YOLO on a diet: shrinking detection models by force
A Chinese-language repo that squeezes YOLOv3/v4 through channel pruning, layer pruning, and knowledge distillation for edge deployment.

What it does This project takes Ultralytics’ YOLOv3/v4 implementation and puts it through a multi-stage compression pipeline. You train normally, then run “sparse training” to crush batch-normalization gamma coefficients toward zero, then prune channels or entire shortcut layers based on those coefficients. A final finetune stage recovers accuracy, optionally guided by knowledge distillation from the original fat model.

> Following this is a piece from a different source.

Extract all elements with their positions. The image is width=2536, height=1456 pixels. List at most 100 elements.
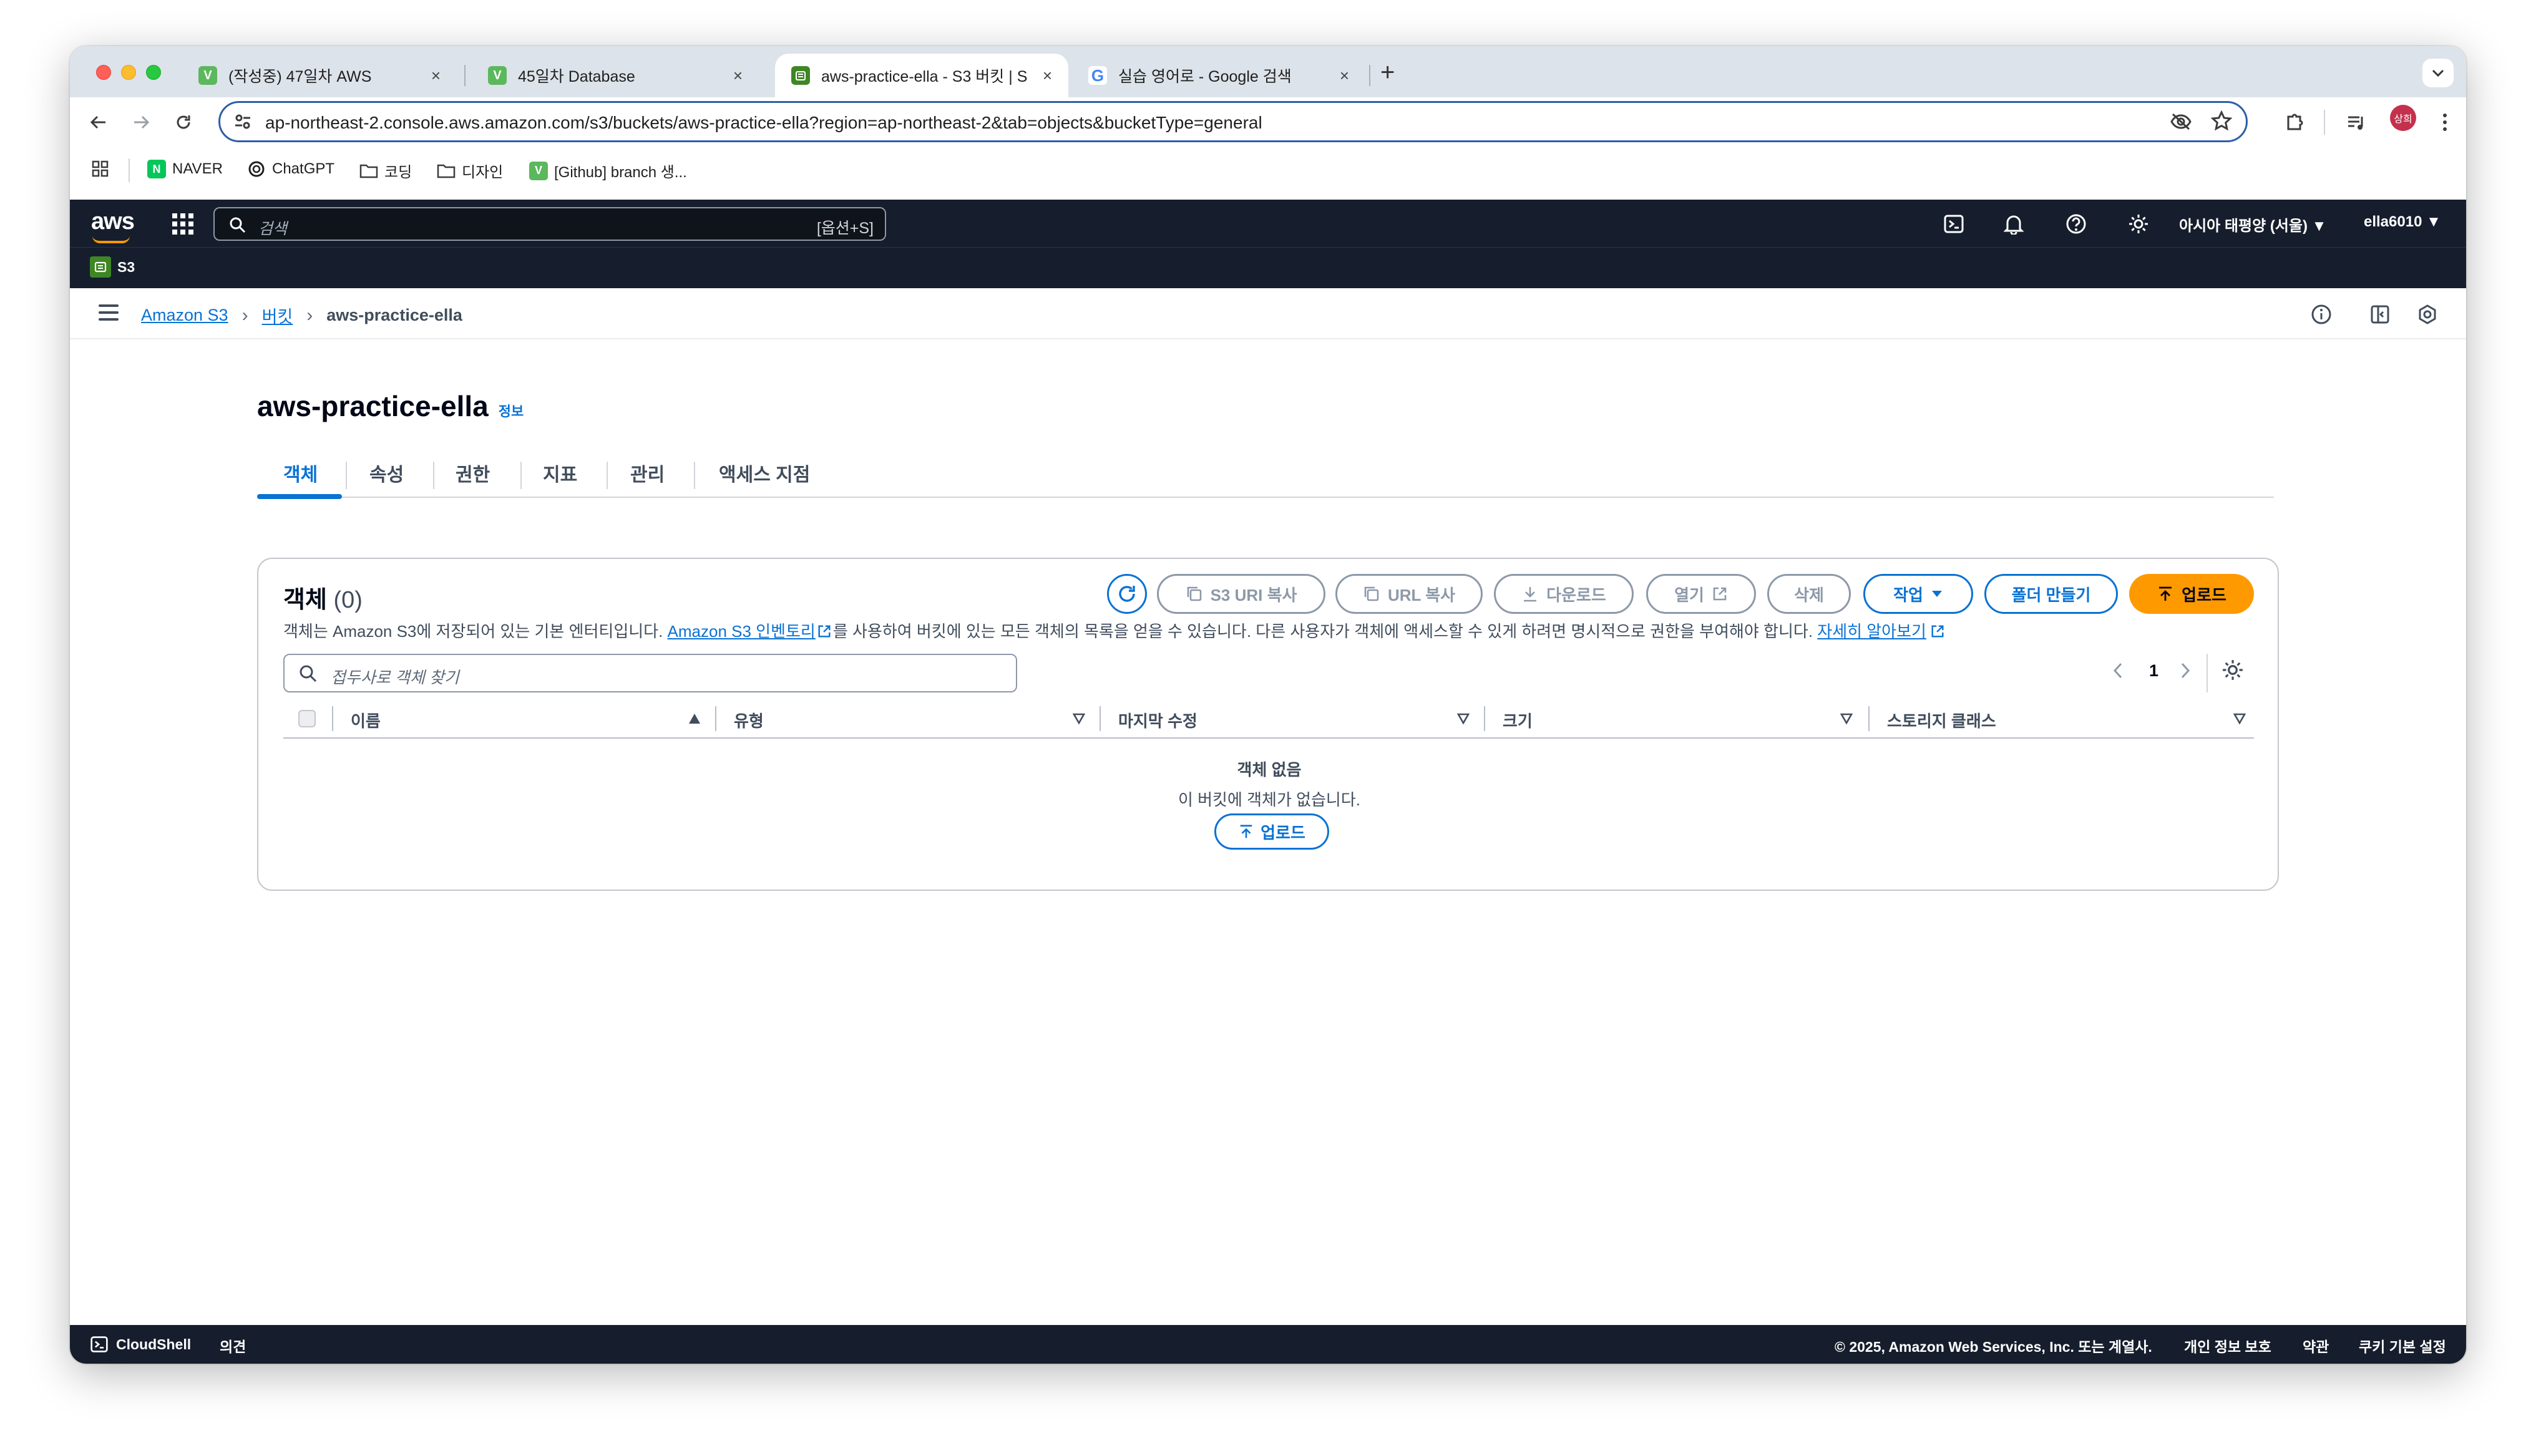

The interesting bit The repo doesn’t pick one pruning strategy—it implements three competing channel-pruning approaches (conservative shortcut-avoiding, mask-sharing, and union-mask) plus a derived layer-pruning strategy that carves out entire shortcut blocks. The author also added two knowledge-distillation strategies: a basic Hinton-style classification distillation and a detection-specific variant where the student only learns from the teacher when the teacher is closer to the ground-truth target than the student is.
Key highlights
- Supports YOLOv3, YOLOv3-SPP, YOLOv3-tiny, YOLOv4, and YOLOv4-tiny
- Three sparse-training schedules: constant penalty, global decay at 50% epochs, or local decay on the least-important 15% of channels
- Layer pruning removes shortcut blocks (up to 48 of 69 eligible layers in YOLOv3) for speed gains beyond what channel pruning alone achieves
- Knowledge distillation via
--t_cfgand--t_weightsflags during finetuning - Mixed-precision training via NVIDIA Apex for faster iteration
Caveats
- README and code comments are entirely in Chinese; English speakers will need translation help
- Several “strategies” require uncommenting hardcoded lines in source files rather than command-line flags
- The author notes that sparse training is “the top priority” and that finding the right penalty coefficient
stakes significant trial and error
Verdict Worth a look if you’re shipping YOLO to resource-constrained hardware and can invest time in tuning the sparse-training hyperparameters. Skip it if you need a polished, one-command solution or don’t read Chinese.